Park on the A861 on the south shores of Loch Eil at Blaich (NN 048 771) at the east end of a small woodland. Park on the loch side of the road and you will not be obstructing the entrances to houses or worksites.

Walk over the cattle grid and up the tarmac drive towards some trees and an old stone barn. This is where the road turns into a hard-packed gravel track.

Family walking on track towards woodland
Following the track is initially very easy until the base of the hill in front of us. Here it steepens quiet a bit and becomes loose on some of the bends. Never dangerous or overly steep, it is certainly not an easy section.
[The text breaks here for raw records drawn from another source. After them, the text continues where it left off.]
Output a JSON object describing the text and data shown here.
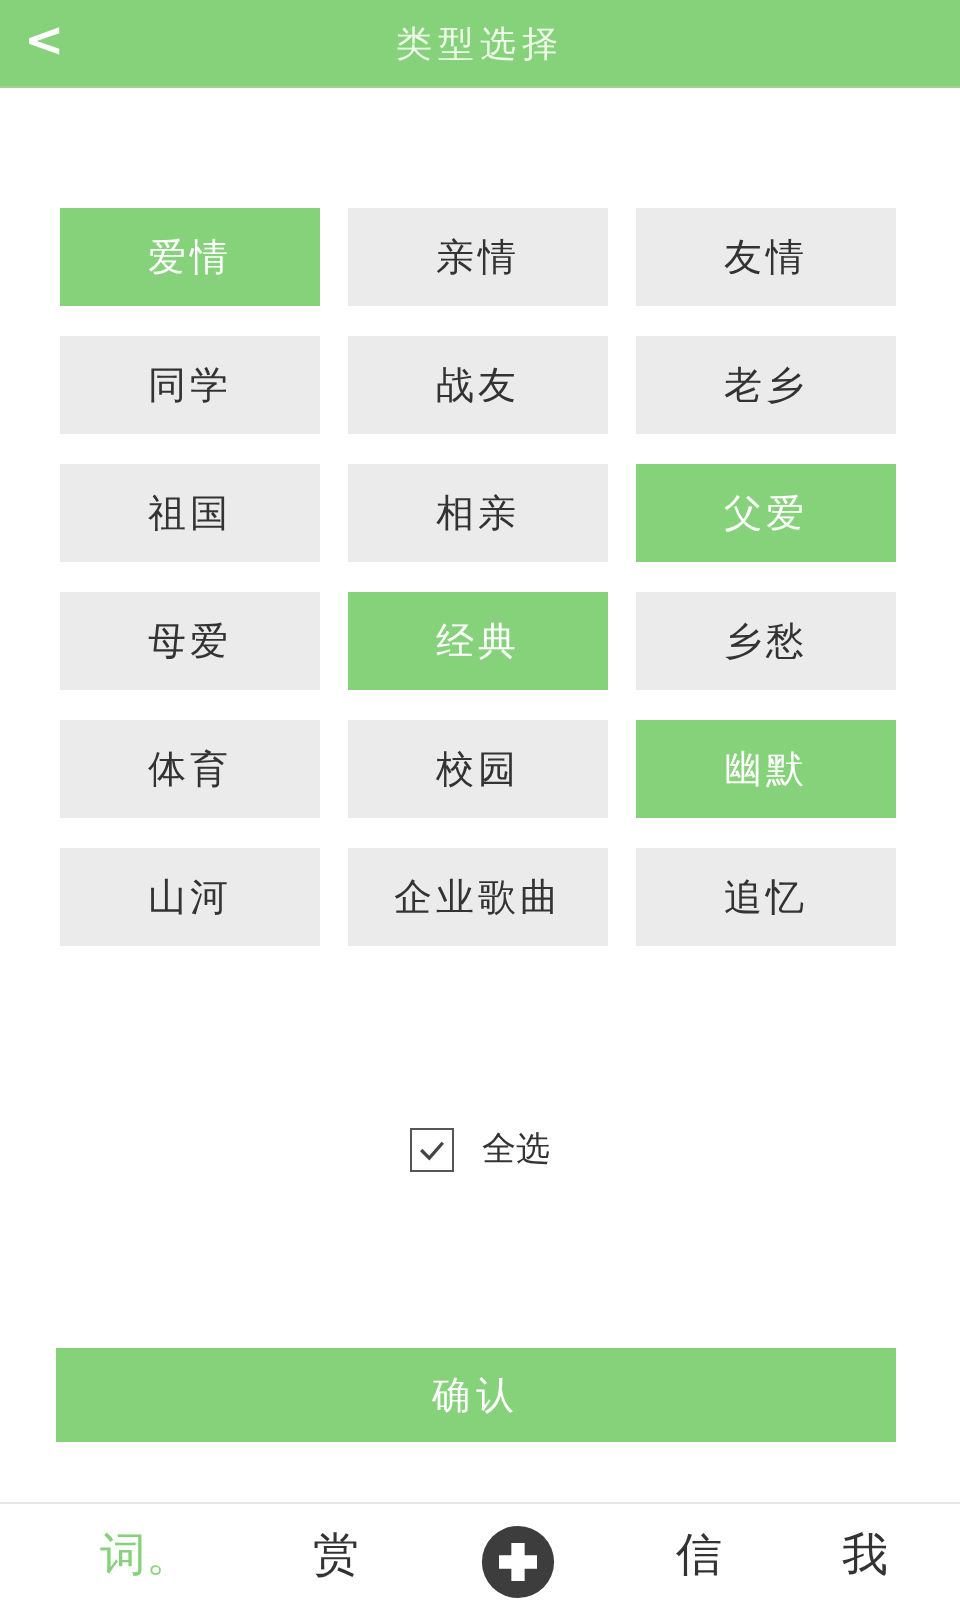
{
  "header": {
    "back": "<",
    "title": "类型选择"
  },
  "categories": [
    {
      "label": "爱情",
      "selected": true
    },
    {
      "label": "亲情",
      "selected": false
    },
    {
      "label": "友情",
      "selected": false
    },
    {
      "label": "同学",
      "selected": false
    },
    {
      "label": "战友",
      "selected": false
    },
    {
      "label": "老乡",
      "selected": false
    },
    {
      "label": "祖国",
      "selected": false
    },
    {
      "label": "相亲",
      "selected": false
    },
    {
      "label": "父爱",
      "selected": true
    },
    {
      "label": "母爱",
      "selected": false
    },
    {
      "label": "经典",
      "selected": true
    },
    {
      "label": "乡愁",
      "selected": false
    },
    {
      "label": "体育",
      "selected": false
    },
    {
      "label": "校园",
      "selected": false
    },
    {
      "label": "幽默",
      "selected": true
    },
    {
      "label": "山河",
      "selected": false
    },
    {
      "label": "企业歌曲",
      "selected": false
    },
    {
      "label": "追忆",
      "selected": false
    }
  ],
  "select_all": {
    "label": "全选",
    "checked": true
  },
  "confirm": "确认",
  "nav": [
    {
      "kind": "text",
      "label": "词。",
      "selected": true
    },
    {
      "kind": "text",
      "label": "赏",
      "selected": false
    },
    {
      "kind": "add",
      "selected": false
    },
    {
      "kind": "text",
      "label": "信",
      "selected": false
    },
    {
      "kind": "text",
      "label": "我",
      "selected": false
    }
  ]
}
Thankfully, it is is fairly short.

A hard packed track leads up the first 470m of ascent and onto the hill proper. The zig-zag path can be seen above the woodland. This track guides you through a deer gate and then up a series of zig-zags onto the ridge at an altitude of around 470 meters.

View towards the head of Loch Eil
At the top of the track there is a small cairn. Make a note of this as it is not obvious when you approach it on your way back later.

From here there are a few cairns to follow in a west-south-westwards direction across two unmanned peaks (609m and 700m). Here it turns southwards and makes the final ascent (roughly 1:8) on easy terrain to the summit at 770m. There are no footpaths throughout this section save the occasional trace of footfall. The walking is easy and therefore suitable for a family mountain walking experience as long as everyone has suitable mountain boots with ankle support.

The rocky summit of a mountain in Ardgour
Walking from the top of the steep path to the summit was easier than anticipated. There is a vague path in places and a wide ridge to follow making navigation relatively easy. If you know the Brecon Beacons in Wales, there are certain similarities to that.

The view across to the summit remained me of my time guiding and lecturing on Pen y Fan and Corn Dhu in the Brecon Beacons. Certainly the relative ease of terrain was comparable and the height only 100 meters less (but starting at sea level not 440 meters). It also had the bonus of no footpaths and very few visitors giving it a much more wilderness feel.

A trig point and summit cairn / wind shelter await you before you make the return. This is via the same route and we were blessed with a rainbow throughout. We even saw our own shadows after several weeks of very strong winds and overcast skies! Truly a fitting end to a great family mountain walking adventure.

Human shadow on rough grass
It had been quite a while since we had seen any shadows on our adventures.
Rainbow over Loch Eil
Looking northwards over Loch Eil on our way back down from the summit, a rainbow appeared to guide us home.

Alternative (longer) route

It would be possible to park at Stronchreggan and head up Meall an t-Slamain (467m). From here head westwards to join the above route at the top of the track. From the summit of Stob Coire a’Chearcaill head south-westwards along a broad ridge to an unmanned peak (558m). Finally descend to Meal Ruadh (325m) before rejoining the road and your car at Stronchreggan.